I’m out every morning with our dog, but cannot face a food shop. My hubby was misdiagnosed 9 times. He actually had tumours pressing on his windpipe . So I’m angry as well as sad
Hi Lilly I hope you are managing. It must be difficult to handle the childrens feelings and yours at the same time. As for crying, I don’t cry as much as I used to but one of the times today was because the company that does our security alarm had changed it’s name and I thought my wife would never know. Such a daft thing set me off.
Wishing you a peaceful evening
And a quiet day tomorrow
Tom
I understand the anger, it is part of the process anyway but in your circumstances it must be so hard.

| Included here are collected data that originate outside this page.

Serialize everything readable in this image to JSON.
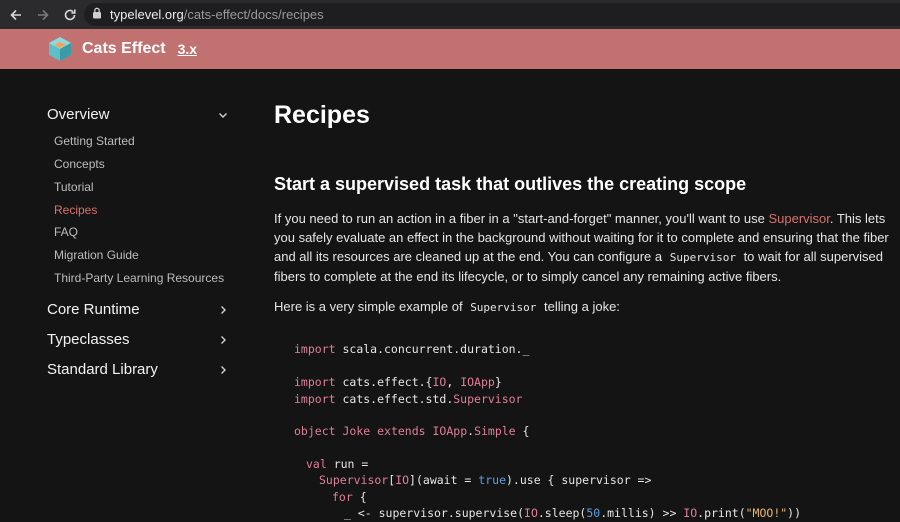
{
  "browser": {
    "url_host": "typelevel.org",
    "url_path": "/cats-effect/docs/recipes"
  },
  "header": {
    "title": "Cats Effect",
    "version": "3.x"
  },
  "sidebar": {
    "sections": [
      {
        "label": "Overview",
        "expanded": true
      },
      {
        "label": "Core Runtime",
        "expanded": false
      },
      {
        "label": "Typeclasses",
        "expanded": false
      },
      {
        "label": "Standard Library",
        "expanded": false
      }
    ],
    "overview_items": [
      {
        "label": "Getting Started"
      },
      {
        "label": "Concepts"
      },
      {
        "label": "Tutorial"
      },
      {
        "label": "Recipes",
        "active": true
      },
      {
        "label": "FAQ"
      },
      {
        "label": "Migration Guide"
      },
      {
        "label": "Third-Party Learning Resources"
      }
    ]
  },
  "main": {
    "title": "Recipes",
    "section_heading": "Start a supervised task that outlives the creating scope",
    "p1": {
      "t1": "If you need to run an action in a fiber in a \"start-and-forget\" manner, you'll want to use ",
      "link": "Supervisor",
      "t2": ". This lets you safely evaluate an effect in the background without waiting for it to complete and ensuring that the fiber and all its resources are cleaned up at the end. You can configure a ",
      "code": "Supervisor",
      "t3": " to wait for all supervised fibers to complete at the end its lifecycle, or to simply cancel any remaining active fibers."
    },
    "p2": {
      "t1": "Here is a very simple example of ",
      "code": "Supervisor",
      "t2": " telling a joke:"
    },
    "code": {
      "l1_kw": "import",
      "l1_rest": " scala.concurrent.duration._",
      "l2_kw": "import",
      "l2_a": " cats.effect.{",
      "l2_t1": "IO",
      "l2_b": ", ",
      "l2_t2": "IOApp",
      "l2_c": "}",
      "l3_kw": "import",
      "l3_a": " cats.effect.std.",
      "l3_t": "Supervisor",
      "l4_kw1": "object",
      "l4_sp": " ",
      "l4_t1": "Joke",
      "l4_kw2": " extends ",
      "l4_t2": "IOApp",
      "l4_a": ".",
      "l4_t3": "Simple",
      "l4_b": " {",
      "l5_kw": "val",
      "l5_rest": " run =",
      "l6_t1": "Supervisor",
      "l6_a": "[",
      "l6_t2": "IO",
      "l6_b": "](await = ",
      "l6_lit": "true",
      "l6_c": ").use { supervisor =>",
      "l7_kw": "for",
      "l7_rest": " {",
      "l8_a": "_ <- supervisor.supervise(",
      "l8_t1": "IO",
      "l8_b": ".sleep(",
      "l8_lit": "50",
      "l8_c": ".millis) >> ",
      "l8_t2": "IO",
      "l8_d": ".print(",
      "l8_str": "\"MOO!\"",
      "l8_e": "))"
    }
  }
}
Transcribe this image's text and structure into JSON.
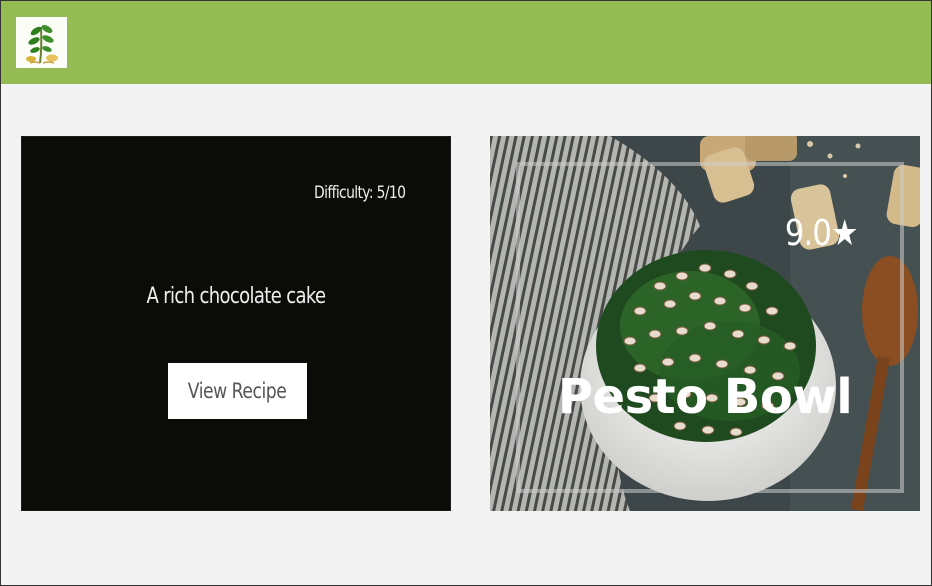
{
  "colors": {
    "navbar": "#95bb55",
    "page_background": "#f3f3f3",
    "card_background": "#0b0c07",
    "button_background": "#ffffff",
    "button_text": "#555555"
  },
  "navbar": {
    "logo_icon": "herb-sprig-logo-icon"
  },
  "recipe_card": {
    "difficulty": "Difficulty: 5/10",
    "description": "A rich chocolate cake",
    "button_label": "View Recipe"
  },
  "featured_card": {
    "image_icon": "pesto-bowl-photo",
    "rating": "9.0★",
    "title": "Pesto Bowl"
  }
}
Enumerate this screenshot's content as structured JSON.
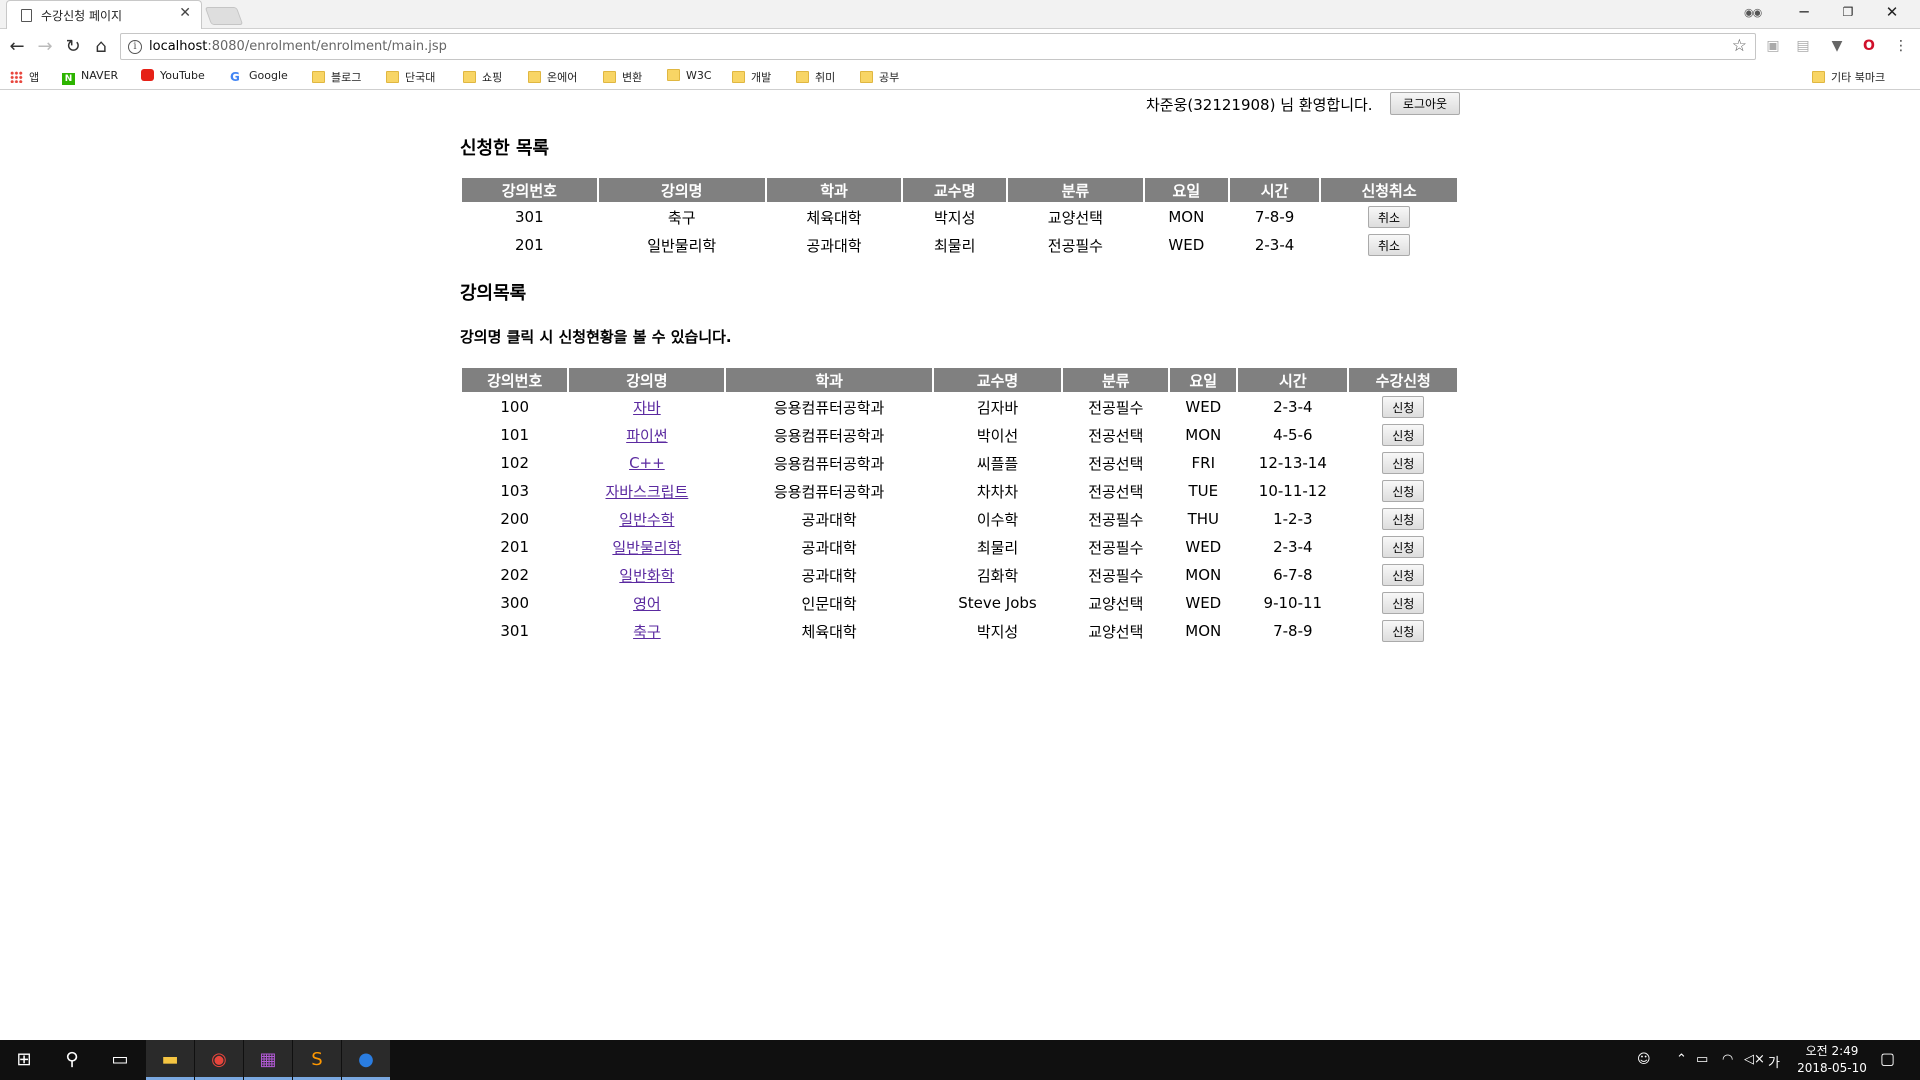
{
  "browser": {
    "tab_title": "수강신청 페이지",
    "url_host": "localhost",
    "url_rest": ":8080/enrolment/enrolment/main.jsp",
    "bookmarks": [
      {
        "label": "앱",
        "icon": "apps-icon"
      },
      {
        "label": "NAVER",
        "icon": "naver-icon"
      },
      {
        "label": "YouTube",
        "icon": "youtube-icon"
      },
      {
        "label": "Google",
        "icon": "google-icon"
      },
      {
        "label": "블로그",
        "icon": "folder-icon"
      },
      {
        "label": "단국대",
        "icon": "folder-icon"
      },
      {
        "label": "쇼핑",
        "icon": "folder-icon"
      },
      {
        "label": "온에어",
        "icon": "folder-icon"
      },
      {
        "label": "변환",
        "icon": "folder-icon"
      },
      {
        "label": "W3C",
        "icon": "folder-icon"
      },
      {
        "label": "개발",
        "icon": "folder-icon"
      },
      {
        "label": "취미",
        "icon": "folder-icon"
      },
      {
        "label": "공부",
        "icon": "folder-icon"
      }
    ],
    "other_bookmarks": "기타 북마크"
  },
  "header": {
    "welcome": "차준웅(32121908) 님 환영합니다.",
    "logout_label": "로그아웃"
  },
  "applied": {
    "title": "신청한 목록",
    "columns": [
      "강의번호",
      "강의명",
      "학과",
      "교수명",
      "분류",
      "요일",
      "시간",
      "신청취소"
    ],
    "rows": [
      {
        "id": "301",
        "name": "축구",
        "dept": "체육대학",
        "prof": "박지성",
        "type": "교양선택",
        "day": "MON",
        "time": "7-8-9",
        "action": "취소"
      },
      {
        "id": "201",
        "name": "일반물리학",
        "dept": "공과대학",
        "prof": "최물리",
        "type": "전공필수",
        "day": "WED",
        "time": "2-3-4",
        "action": "취소"
      }
    ]
  },
  "courses": {
    "title": "강의목록",
    "notice": "강의명 클릭 시 신청현황을 볼 수 있습니다.",
    "columns": [
      "강의번호",
      "강의명",
      "학과",
      "교수명",
      "분류",
      "요일",
      "시간",
      "수강신청"
    ],
    "rows": [
      {
        "id": "100",
        "name": "자바",
        "dept": "응용컴퓨터공학과",
        "prof": "김자바",
        "type": "전공필수",
        "day": "WED",
        "time": "2-3-4",
        "action": "신청"
      },
      {
        "id": "101",
        "name": "파이썬",
        "dept": "응용컴퓨터공학과",
        "prof": "박이선",
        "type": "전공선택",
        "day": "MON",
        "time": "4-5-6",
        "action": "신청"
      },
      {
        "id": "102",
        "name": "C++",
        "dept": "응용컴퓨터공학과",
        "prof": "씨플플",
        "type": "전공선택",
        "day": "FRI",
        "time": "12-13-14",
        "action": "신청"
      },
      {
        "id": "103",
        "name": "자바스크립트",
        "dept": "응용컴퓨터공학과",
        "prof": "차차차",
        "type": "전공선택",
        "day": "TUE",
        "time": "10-11-12",
        "action": "신청"
      },
      {
        "id": "200",
        "name": "일반수학",
        "dept": "공과대학",
        "prof": "이수학",
        "type": "전공필수",
        "day": "THU",
        "time": "1-2-3",
        "action": "신청"
      },
      {
        "id": "201",
        "name": "일반물리학",
        "dept": "공과대학",
        "prof": "최물리",
        "type": "전공필수",
        "day": "WED",
        "time": "2-3-4",
        "action": "신청"
      },
      {
        "id": "202",
        "name": "일반화학",
        "dept": "공과대학",
        "prof": "김화학",
        "type": "전공필수",
        "day": "MON",
        "time": "6-7-8",
        "action": "신청"
      },
      {
        "id": "300",
        "name": "영어",
        "dept": "인문대학",
        "prof": "Steve Jobs",
        "type": "교양선택",
        "day": "WED",
        "time": "9-10-11",
        "action": "신청"
      },
      {
        "id": "301",
        "name": "축구",
        "dept": "체육대학",
        "prof": "박지성",
        "type": "교양선택",
        "day": "MON",
        "time": "7-8-9",
        "action": "신청"
      }
    ]
  },
  "taskbar": {
    "time": "오전 2:49",
    "date": "2018-05-10",
    "ime": "가"
  }
}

I shouted out loud at my husband the other day for leaving me. Then I felt so bad. He would have laughed though. I also told him off for his poor administration of his paperwork. There is no order to anything and I’m struggling find what I need. That was so typical of him.
He was only 49 and although he had type 1 diabetes and a chronic blood cancer, he’s seen both consultants the same week and all seemed to be going ok. He’d had the cancer since 2019 and so far hadn’t needed treatment, just monitoring.
Anyway, I’m sure I’ll be telling him off again as time goes on and still sifting though unorganised chaos!!